Sinus infections are often the result of the common cold or flu gone awry, leading sufferers to seek the counsel of physicians. Although a full-blown sinus infection usually needs a prescription medication to clear it up, physicians will likely suggest several home remedies that do not require a doctor's signature to clear up or prevent minor sinus issues.
Sinus infections tend to occur when the weather changes, especially from the warmer, more humid summer months to the cooler, drier winter months when colds become prominent. Using a humidifier in the drier months adds moisture back into the air, helping to keep the sinuses in working order. Doctors suggest placing a humidifier in the room where the most time is spent---typically, the bedroom.
Sinusitis is caused by an overabundance of mucus in the sinuses. Mucus plays host to bacteria and other organisms, and when the small hairs in the sinuses (cilia) do not work as they should, bacteria gets out of control, inviting infection. Physicians often advocate season-long---or sometimes year-round---use of mucus thinners, such as Mucinex, to aid the sinuses in eliminating excess mucus. No long-term side effects have been associated with extended use of such products, so they should be safe to use every day.
A dry nose leads to the overproduction of mucus. To help keep the nasal cavities moist and in balance, a saline spray may be recommended. In order for the nasal cavities to be comfortable, added moisture must be saline-based; the salt content mirrors the body's natural fluids.

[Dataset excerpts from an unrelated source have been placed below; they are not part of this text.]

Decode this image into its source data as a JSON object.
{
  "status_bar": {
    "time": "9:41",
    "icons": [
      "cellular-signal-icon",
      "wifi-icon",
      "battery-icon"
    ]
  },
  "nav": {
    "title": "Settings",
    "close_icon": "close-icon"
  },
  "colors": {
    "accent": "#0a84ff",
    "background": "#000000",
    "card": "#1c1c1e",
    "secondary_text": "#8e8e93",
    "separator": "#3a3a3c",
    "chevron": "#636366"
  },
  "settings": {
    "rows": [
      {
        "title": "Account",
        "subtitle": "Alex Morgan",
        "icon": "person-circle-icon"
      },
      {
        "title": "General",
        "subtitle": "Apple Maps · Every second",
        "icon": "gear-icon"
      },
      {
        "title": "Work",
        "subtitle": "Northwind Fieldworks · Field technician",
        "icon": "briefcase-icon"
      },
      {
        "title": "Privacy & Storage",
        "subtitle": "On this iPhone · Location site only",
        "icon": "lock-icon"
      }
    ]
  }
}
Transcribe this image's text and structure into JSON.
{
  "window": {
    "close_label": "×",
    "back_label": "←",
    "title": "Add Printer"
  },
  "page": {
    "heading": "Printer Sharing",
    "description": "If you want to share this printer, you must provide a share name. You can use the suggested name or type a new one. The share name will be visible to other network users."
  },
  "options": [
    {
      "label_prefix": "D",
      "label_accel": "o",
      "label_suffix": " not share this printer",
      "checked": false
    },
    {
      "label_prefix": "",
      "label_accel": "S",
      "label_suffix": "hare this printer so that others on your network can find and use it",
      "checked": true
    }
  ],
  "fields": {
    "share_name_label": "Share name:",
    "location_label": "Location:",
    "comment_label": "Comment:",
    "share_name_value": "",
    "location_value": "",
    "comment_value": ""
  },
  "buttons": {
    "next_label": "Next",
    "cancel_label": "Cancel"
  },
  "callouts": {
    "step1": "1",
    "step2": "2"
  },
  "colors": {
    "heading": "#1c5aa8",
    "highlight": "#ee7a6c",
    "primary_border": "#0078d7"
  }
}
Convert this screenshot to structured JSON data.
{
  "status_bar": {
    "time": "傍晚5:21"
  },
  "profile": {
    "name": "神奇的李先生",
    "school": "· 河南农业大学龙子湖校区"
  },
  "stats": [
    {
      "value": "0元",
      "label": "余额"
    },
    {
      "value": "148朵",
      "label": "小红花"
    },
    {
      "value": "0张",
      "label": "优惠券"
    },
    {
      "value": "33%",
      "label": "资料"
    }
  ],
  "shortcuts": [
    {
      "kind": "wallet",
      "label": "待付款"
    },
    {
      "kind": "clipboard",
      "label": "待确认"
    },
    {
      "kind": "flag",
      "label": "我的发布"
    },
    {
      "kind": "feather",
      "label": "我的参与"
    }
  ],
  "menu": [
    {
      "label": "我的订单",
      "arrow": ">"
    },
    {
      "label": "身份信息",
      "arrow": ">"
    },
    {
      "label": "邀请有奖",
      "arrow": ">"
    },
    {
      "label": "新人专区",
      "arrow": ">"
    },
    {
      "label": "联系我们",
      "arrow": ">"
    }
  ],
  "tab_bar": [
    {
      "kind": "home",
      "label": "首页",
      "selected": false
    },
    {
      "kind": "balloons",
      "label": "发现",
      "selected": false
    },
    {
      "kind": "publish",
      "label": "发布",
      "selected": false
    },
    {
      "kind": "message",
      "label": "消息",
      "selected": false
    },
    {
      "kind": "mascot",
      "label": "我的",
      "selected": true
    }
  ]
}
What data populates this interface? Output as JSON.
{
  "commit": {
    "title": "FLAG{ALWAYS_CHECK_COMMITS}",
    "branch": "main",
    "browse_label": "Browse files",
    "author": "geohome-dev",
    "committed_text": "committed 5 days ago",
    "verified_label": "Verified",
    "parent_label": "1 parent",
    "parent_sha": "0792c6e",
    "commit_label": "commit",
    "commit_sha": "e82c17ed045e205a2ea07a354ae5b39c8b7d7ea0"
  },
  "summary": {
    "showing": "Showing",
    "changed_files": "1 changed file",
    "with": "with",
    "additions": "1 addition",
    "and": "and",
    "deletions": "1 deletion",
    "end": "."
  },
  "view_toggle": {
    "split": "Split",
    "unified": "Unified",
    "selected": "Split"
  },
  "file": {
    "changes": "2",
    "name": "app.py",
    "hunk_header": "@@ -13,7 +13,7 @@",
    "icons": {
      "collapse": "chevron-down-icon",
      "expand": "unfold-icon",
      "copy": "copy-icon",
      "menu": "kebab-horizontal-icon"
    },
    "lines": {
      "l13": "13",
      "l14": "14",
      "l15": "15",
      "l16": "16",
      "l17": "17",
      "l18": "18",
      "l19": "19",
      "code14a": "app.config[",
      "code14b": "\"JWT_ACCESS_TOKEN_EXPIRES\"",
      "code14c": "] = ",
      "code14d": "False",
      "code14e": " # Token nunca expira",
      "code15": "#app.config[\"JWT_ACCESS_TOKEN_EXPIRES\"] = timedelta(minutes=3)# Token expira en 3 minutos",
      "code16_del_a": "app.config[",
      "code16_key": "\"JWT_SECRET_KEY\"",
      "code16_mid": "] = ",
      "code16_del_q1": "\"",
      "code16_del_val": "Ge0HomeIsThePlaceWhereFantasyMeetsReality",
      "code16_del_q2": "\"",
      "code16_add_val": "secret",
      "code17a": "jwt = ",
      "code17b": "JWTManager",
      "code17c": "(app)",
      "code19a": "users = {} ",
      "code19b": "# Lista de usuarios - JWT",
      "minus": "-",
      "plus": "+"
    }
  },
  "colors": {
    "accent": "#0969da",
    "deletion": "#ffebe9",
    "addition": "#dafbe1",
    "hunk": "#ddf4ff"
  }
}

The human body is made up of 55 percent to 60 percent water; it makes sense, therefore, to drink plenty of fluids each day to maintain optimal health. Drinking fluids (eight to 10 8 oz. glasses of water per day) helps thin mucus, allowing for easier drainage. Extra fluids also help the body flush toxins out of the system.
Washing the nasal cavities (also called nasal lavage) is an ancient Aurvedic method of sinus cleansing. The Mayo Clinic suggests clearing the sinuses by rinsing out the nasal passages. A neti pot---a simple vessel that sends a saline solution through the nasal passages---is a simple aid for nasal washing. Most neti pots are sold with saline packets; the solution can also be made at home, inexpensively, by adding 1/8 tsp. non-iodized salt to 8 oz. warm distilled water and stirring well. While breathing through the mouth and bending over a sink, the neti pot's spout goes in one nostril; the water flows through the sinus cavities and then out the other nostril into the sink.
Steaming the nasal cavities is another method of adding much-needed moisture to the sinuses. Bending over a steaming bowl of water with a towel draped over the head (or standing in a hot, steaming shower) encourages mucus drainage, as well as easing facial pain. Two to four times per day is recommended for sinusitis sufferers.